There are two sets of cards to the game - one set for side one, one set for side two. The cards for each game will include conflict cards and chance cards. Conflict cards set up a conflict for you to resolve. Here are some examples:
  • Side one
    • Whenever Jake walks into the cafeteria, the kids call him "fat" or "four-eyes". Jake doesn't like this, be he has to go into the cafeteria to get lunch. What can Jake do?
    • Mr. Frankel divides his class into small groups and asks each group to draw a picture of what they think their school will look like in 50 years. Linda is put in charge of one group. She has some ideas about how the picture should look, but so does everybody else in the group. The group starts fighting over what the picture should look like. What can Linda suggest that would stop the conflict and get everyone started on the project?
  • Side two
    • When Juan gets mad, he yells at people. When Jamal gets mad, he keeps his feelings inside. Is one way of handling feelings better than the other? Why or why not?
    • Velma's dad is out of work and trying hard to find a job. Paco tells everyone at school that Velma's dad is a bum and that he doesn't want to work. If you were Velma, how would feel? How would you let Paco know how you feel?
The chance cards
  • Side one
    • A bully threatens to beat you up after school, so you ask your friends to walk home with you. Move ahead 2 spaces.
    • You refuse to take turns with a friend. Move back 2 spaces.
  • Side two
    • When your friend tells you about her problem, you listen without interrupting and try to understand her point of view. Move ahead 2 spaces.
    • You get even with a boy for tripping you by tripping him back. Move back 2 spaces.
Move along the path earning peace points by appropriately resolving conflicts. When someone reaches the finish line, the person with the most peace points wins.

Set up:
Place the board in the middle of the players. Each player chooses and places a pawn on the "start" square. Shuffle and place the conflict cards on the board. Shuffle and place the chance cards on the board.
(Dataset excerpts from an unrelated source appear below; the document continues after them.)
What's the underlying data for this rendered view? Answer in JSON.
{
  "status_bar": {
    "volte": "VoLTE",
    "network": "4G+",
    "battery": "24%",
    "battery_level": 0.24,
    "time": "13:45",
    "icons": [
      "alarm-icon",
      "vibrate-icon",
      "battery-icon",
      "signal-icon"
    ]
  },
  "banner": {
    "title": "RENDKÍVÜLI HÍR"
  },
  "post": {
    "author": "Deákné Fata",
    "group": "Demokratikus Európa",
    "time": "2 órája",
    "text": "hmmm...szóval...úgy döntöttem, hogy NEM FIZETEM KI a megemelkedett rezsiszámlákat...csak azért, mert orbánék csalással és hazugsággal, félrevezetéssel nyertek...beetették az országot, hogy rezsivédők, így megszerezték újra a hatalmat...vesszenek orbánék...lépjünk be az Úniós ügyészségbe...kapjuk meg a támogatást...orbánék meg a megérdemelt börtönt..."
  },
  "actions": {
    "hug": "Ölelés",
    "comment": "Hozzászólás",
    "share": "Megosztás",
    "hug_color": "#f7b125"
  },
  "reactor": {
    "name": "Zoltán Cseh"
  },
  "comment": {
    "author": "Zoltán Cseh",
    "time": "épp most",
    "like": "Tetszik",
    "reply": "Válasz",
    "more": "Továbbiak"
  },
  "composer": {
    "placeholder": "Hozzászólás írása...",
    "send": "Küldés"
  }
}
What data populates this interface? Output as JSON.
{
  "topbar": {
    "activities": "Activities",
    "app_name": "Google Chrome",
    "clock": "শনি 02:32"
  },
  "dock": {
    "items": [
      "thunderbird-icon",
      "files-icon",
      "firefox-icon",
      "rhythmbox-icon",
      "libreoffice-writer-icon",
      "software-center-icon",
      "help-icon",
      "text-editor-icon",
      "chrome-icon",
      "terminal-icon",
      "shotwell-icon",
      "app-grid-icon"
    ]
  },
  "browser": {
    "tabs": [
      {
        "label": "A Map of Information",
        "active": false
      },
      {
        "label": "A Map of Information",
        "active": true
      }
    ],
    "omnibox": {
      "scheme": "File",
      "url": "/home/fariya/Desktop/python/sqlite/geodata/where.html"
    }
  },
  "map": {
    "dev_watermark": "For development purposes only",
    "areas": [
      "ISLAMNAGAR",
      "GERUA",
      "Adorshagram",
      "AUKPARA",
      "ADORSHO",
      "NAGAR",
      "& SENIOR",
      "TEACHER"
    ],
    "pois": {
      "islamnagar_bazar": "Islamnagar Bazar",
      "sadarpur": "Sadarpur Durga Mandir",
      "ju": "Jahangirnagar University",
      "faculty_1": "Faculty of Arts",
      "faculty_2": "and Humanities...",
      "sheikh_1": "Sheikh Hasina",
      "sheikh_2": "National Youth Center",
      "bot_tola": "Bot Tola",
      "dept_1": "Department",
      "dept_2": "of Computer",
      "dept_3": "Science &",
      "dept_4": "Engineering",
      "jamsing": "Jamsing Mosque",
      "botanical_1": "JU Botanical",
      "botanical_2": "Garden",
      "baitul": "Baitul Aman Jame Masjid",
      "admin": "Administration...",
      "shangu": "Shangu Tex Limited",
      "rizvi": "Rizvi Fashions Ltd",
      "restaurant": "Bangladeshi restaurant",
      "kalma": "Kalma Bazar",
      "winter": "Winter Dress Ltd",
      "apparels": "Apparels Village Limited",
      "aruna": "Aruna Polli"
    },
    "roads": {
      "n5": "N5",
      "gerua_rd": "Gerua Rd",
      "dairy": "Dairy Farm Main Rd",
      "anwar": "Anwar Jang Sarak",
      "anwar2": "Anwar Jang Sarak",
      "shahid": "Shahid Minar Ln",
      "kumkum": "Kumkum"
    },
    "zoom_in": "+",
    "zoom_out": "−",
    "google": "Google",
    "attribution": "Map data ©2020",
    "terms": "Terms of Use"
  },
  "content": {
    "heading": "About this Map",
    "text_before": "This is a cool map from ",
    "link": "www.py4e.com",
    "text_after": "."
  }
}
Each player will throw the die and move his pawn that many spaces. There are no blank spaces on the board, and each space on the board has some kind of symbol that will indicate what action to take. There will be a lot of opportunities to problem solve and practice as you go.

The box has the ages of 7-12, but I did not list the top age as I have used side two with teenagers with success. Maybe some will think this goes against the spirit of the game, but I never like to penalize someone (withholding peace points) for a wrong answer when they are learning. Each wrong answer is an opportunity to teach a better way. If you want to compete, see who gets to the finish line first. Of course that will just be dependent on the roll of the die.

Try this:
  • Skip the game and just use the game cards, posing questions and role playing.